彼女が、本棚から図鑑を探しながら教えてくれる。
「これは、オウトウソウって言うんです。…あ、図鑑ありました!えっと、オウ、オウ…」
「こっちの白い花は…チコリスだったか。」
「はい。でも、確かそれは和名じゃなくて…あ、これです。こっちの方が先にみつかっちゃいました」
そう言って、彼女が開いて見せたページには、あの花が載っていた。
「ふふっ、私、琴衣さんがこの花を好きな理由がわかっちゃいました」
チコリスという名前の下に書いてある和名は…ヨイツキソウ
「漢字だと宵の月みたいです。群青色のところを夜空にみたてて、白いところが月ってことですかね。…どうかしましたか?」
「いや…琴衣がロマンチストなことに少し驚いた」
「それは失礼ですよ。これぐらい誰だって思います」
そう言って澄歌はまたページをめくり始めた。
「あ、ありましたよ。オウトウソウ」
彼女の後ろから、のぞき込む。花言葉は…
『私はあなたの愛の奴隷』
…数秒間沈黙が落ちる。顔をみると、彼女と目があった。
1拍置いて、二人の顔が真っ赤になる。
「うわぁっ!?違うぞ!?意味なんて知らなかった!というか、知ってて6歳児に渡してたら、犯罪だろう!」
「は、はい!わかっております!そもそも欲しがったのは私ですし!」
「.....はぁ。...とりあえずその栞はもらったらだめか?自分の恥が人の手にあると思うと落ち着かない。...嫌だったらいいが」
「いいですよ?」
「え、そんなにあっさりと...いいのか?」
「はい、元々初恋の人が懐かしくて、とっていただけですもの。その方が、近くにいらっしゃるなら、手元になくても大丈夫です」
そう言うと、彼女は少し寂しそうな顔をしながらも、こちらに2枚の栞を渡してきた。
「どうぞ」
「あ、ああ。」
おれは受け取り、少し考えて...チコリスの方を彼女に返した。
「その、これは別に恥ずかしいものじゃないし...それに、こっちに関しては本当にそう思うから...」
後半はだんだん恥ずかしくなり、声が尻すぼみになる。
澄歌は一瞬きょとんとしたが、すぐに意味がわかったらしく、顔を赤くして受け取った。
「ありがとうございます...!」
「いや、元々君のだったんだし...」
一瞬見つめあって、唇を重ねる。離れると、自然と2人とも、笑顔になっていた。
『あなたは私の宝物』
FIN.,
しつこいですが、作中の花、花言葉、栽培方法等々、作者の想像です!
いままで長い間、お読みいただきありがとうございました!
番外編は書きながらの投稿でしたので、更新がゆっくりになってしまいましたが、なんとか終わることが出来て、とても嬉しいです。

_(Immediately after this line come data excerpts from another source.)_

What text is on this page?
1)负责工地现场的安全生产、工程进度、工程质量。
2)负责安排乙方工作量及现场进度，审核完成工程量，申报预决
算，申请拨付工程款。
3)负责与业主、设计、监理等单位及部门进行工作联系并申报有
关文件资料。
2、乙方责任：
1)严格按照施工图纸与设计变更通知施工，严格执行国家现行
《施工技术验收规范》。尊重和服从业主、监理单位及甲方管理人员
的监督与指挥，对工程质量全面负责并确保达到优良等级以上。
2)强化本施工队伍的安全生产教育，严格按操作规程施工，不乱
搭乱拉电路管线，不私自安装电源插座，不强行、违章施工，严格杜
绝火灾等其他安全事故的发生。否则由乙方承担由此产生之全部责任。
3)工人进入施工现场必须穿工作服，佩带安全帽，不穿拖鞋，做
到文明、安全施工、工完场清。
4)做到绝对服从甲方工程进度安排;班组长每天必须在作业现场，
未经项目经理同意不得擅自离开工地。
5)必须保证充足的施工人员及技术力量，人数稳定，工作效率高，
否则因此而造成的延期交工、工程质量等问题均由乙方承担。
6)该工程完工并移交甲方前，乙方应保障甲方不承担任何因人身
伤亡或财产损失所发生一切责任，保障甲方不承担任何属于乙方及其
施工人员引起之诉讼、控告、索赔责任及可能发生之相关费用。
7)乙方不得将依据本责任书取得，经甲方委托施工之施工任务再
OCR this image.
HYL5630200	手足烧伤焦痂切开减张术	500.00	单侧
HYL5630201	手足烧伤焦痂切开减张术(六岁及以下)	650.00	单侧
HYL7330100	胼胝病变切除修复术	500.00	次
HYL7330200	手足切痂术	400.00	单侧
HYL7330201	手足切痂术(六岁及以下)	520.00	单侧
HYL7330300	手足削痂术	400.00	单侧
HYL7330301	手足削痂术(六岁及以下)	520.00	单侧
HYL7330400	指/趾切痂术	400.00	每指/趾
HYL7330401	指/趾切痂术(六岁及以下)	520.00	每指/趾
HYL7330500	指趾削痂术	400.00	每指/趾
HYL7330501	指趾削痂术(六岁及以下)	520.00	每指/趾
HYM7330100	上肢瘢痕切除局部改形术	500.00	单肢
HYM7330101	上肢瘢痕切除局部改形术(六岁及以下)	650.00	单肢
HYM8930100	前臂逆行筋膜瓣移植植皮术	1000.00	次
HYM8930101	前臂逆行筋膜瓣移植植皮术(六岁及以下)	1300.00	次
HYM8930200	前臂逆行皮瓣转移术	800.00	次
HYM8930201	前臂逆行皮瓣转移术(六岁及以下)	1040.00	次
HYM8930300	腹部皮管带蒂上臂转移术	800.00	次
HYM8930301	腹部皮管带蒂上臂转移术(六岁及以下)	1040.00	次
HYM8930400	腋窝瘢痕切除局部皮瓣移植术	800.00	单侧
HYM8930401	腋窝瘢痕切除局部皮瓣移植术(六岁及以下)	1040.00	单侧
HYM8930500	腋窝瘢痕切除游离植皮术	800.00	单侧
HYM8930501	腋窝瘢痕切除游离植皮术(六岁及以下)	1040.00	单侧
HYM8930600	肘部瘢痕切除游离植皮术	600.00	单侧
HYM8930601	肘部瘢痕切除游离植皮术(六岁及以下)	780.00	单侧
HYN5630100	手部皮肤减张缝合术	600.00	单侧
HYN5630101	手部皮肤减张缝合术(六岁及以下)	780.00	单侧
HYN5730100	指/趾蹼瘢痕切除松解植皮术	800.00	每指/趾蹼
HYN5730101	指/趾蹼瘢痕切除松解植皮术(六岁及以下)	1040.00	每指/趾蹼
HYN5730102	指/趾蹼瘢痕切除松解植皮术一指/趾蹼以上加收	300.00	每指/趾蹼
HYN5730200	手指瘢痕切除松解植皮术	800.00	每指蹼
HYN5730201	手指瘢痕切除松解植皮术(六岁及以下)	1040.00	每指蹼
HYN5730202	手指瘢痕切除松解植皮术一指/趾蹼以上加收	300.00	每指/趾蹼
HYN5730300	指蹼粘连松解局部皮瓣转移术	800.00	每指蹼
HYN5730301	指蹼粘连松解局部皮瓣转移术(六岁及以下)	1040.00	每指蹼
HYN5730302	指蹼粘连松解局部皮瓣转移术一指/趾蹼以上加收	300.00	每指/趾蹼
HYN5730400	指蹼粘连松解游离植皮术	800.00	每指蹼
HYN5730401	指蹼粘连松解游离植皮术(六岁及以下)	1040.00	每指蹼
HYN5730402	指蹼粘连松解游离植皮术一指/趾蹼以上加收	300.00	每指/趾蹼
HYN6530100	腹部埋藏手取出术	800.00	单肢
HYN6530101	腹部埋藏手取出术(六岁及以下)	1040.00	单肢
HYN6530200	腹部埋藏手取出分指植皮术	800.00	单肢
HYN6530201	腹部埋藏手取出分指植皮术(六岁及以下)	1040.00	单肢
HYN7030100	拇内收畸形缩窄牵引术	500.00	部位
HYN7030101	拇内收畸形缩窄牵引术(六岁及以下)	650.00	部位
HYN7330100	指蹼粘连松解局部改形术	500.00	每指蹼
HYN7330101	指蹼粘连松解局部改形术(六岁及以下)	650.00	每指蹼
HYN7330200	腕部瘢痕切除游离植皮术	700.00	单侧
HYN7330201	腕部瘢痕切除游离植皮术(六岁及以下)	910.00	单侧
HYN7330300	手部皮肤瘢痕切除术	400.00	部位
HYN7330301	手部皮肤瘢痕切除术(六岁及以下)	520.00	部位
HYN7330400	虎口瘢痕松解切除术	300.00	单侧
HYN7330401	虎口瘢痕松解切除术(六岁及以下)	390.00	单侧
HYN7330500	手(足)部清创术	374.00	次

この作品は、予想していたよりも本当に多くの方に読んでいただけて、本当にありがたいなぁと思う次第です。
ブックマーク登録してくださった方、評価してくださった方、感想などを送ってくださった方...そして、拙作を読んでくださったすべての方に、心より御礼申し上げます。
また、新しいものを書きましたら、こちらに投稿したいと思っております。まぁ...多分すれ違いは入ると思います...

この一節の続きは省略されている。